Site repeats advanced usage

To speedup computations and reduce the memory footprint, site repeats compress identical sites at each node. Please make sure that you understood how CLVs are stored when repeats are disabled (https://github.com/xflouris/libpll/wiki/Computing-the-likelihood-of-a-tree).

Accessing CVLs now requires an additional lookup table. Here are several examples on how your code should change when enabling repeats.
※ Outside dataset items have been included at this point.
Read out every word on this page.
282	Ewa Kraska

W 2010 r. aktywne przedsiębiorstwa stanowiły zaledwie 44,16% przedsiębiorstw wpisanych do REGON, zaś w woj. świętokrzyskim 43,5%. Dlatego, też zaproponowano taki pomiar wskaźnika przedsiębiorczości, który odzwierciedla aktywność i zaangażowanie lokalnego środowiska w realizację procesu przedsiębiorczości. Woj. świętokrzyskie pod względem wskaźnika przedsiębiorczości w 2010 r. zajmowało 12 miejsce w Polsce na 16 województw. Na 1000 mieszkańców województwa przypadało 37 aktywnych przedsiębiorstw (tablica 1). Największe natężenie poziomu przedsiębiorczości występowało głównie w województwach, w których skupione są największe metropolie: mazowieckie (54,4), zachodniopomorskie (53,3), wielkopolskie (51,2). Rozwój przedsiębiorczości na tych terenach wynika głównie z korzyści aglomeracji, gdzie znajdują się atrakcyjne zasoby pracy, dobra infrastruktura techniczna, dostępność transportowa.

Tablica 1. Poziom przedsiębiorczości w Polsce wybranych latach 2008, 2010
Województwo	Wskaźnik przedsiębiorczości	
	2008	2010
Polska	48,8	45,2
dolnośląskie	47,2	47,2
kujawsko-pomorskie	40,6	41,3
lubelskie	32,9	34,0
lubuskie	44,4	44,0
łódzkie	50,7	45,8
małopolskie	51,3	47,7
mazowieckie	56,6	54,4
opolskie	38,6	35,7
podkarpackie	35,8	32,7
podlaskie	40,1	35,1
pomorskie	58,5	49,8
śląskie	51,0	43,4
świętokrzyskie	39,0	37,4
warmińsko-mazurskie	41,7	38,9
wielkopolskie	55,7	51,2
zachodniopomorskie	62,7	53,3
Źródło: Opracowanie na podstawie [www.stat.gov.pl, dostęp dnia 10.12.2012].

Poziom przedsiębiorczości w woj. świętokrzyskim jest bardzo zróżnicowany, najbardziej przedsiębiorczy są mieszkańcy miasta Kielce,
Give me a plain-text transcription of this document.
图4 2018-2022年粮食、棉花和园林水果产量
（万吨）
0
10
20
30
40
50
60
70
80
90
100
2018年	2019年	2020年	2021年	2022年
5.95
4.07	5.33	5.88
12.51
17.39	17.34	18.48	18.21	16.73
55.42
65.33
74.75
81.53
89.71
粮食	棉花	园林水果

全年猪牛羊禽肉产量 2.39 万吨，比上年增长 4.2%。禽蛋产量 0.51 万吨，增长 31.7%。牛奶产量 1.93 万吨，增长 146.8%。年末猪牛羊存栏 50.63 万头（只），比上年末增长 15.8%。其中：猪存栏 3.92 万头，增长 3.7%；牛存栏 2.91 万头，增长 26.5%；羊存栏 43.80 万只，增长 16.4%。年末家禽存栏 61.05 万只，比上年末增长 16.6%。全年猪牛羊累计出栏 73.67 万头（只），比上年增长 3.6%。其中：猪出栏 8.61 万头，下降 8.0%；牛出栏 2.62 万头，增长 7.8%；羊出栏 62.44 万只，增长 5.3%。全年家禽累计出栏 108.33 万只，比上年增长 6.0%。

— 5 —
Accessing site i at node n

Without site repeats:

unsigned int span = partition->states_padded * partition->rate_cats;
double *clv_n_i = &partition->clv[n][span * i]; 

With site repeats:

unsigned int span = partition->states_padded * partition->rate_cats;
unsigned int *site_id = partition->repeats->pernode_site_id[n];
unsigned int id = PLL_GET_ID(site_id, i);
double *clv_n_i = &partition->clv[n][span * id];

Iterating over the raw CLV at node n (to print or copy for instance)

Without site repeats:

unsigned int span = partition->states_padded * partition->rate_cats;
unsigned int vector_size = span * partition->sites;
for (unsigned int i = 0; i < vector_size; ++i) {
    printf("%f ", partition->clv[n][i]);
} 

With site repeats:

unsigned int span = partition->states_padded * partition->rate_cats;
unsigned int vector_size = span * pll_get_sites_number(partition, n);
for (unsigned int i = 0; i < vector_size; ++i) {
    printf("%f ", partition->clv[n][i]);
} 

Iterate over the uncompressed CLV at node n

Without site repeats:

unsigned int span = partition->states_padded * partition->rate_cats;
unsigned int vector_size = span * partition->sites;
for (unsigned int s = 0; s < partition->size; ++s) { // iterate over sites
    double *clv = &partition->clv[n][s * span]; // get clv for site s
    for (unsigned int i = 0; i < span; ++i) // iterate over the clv rates and states 
        printf("%f ", clv[i]);
} 

With site repeats:

unsigned int span = partition->states_padded * partition->rate_cats;
unsigned int vector_size = span * partition->sites;
unsigned int *site_id = partition->repeats->pernode_site_id[n];
for (unsigned int s = 0; s < partition->size; ++s) { // iterate over sites
    unsigned int id = PLL_GET_ID(site_id, s); // get position of the site s in the compressed vector
    double *clv = &partition->clv[n][id * span]; // get clv for site s
    for (unsigned int i = 0; i < span; ++i) // iterate over the clv rates and states 
        printf("%f ", clv[i]);
}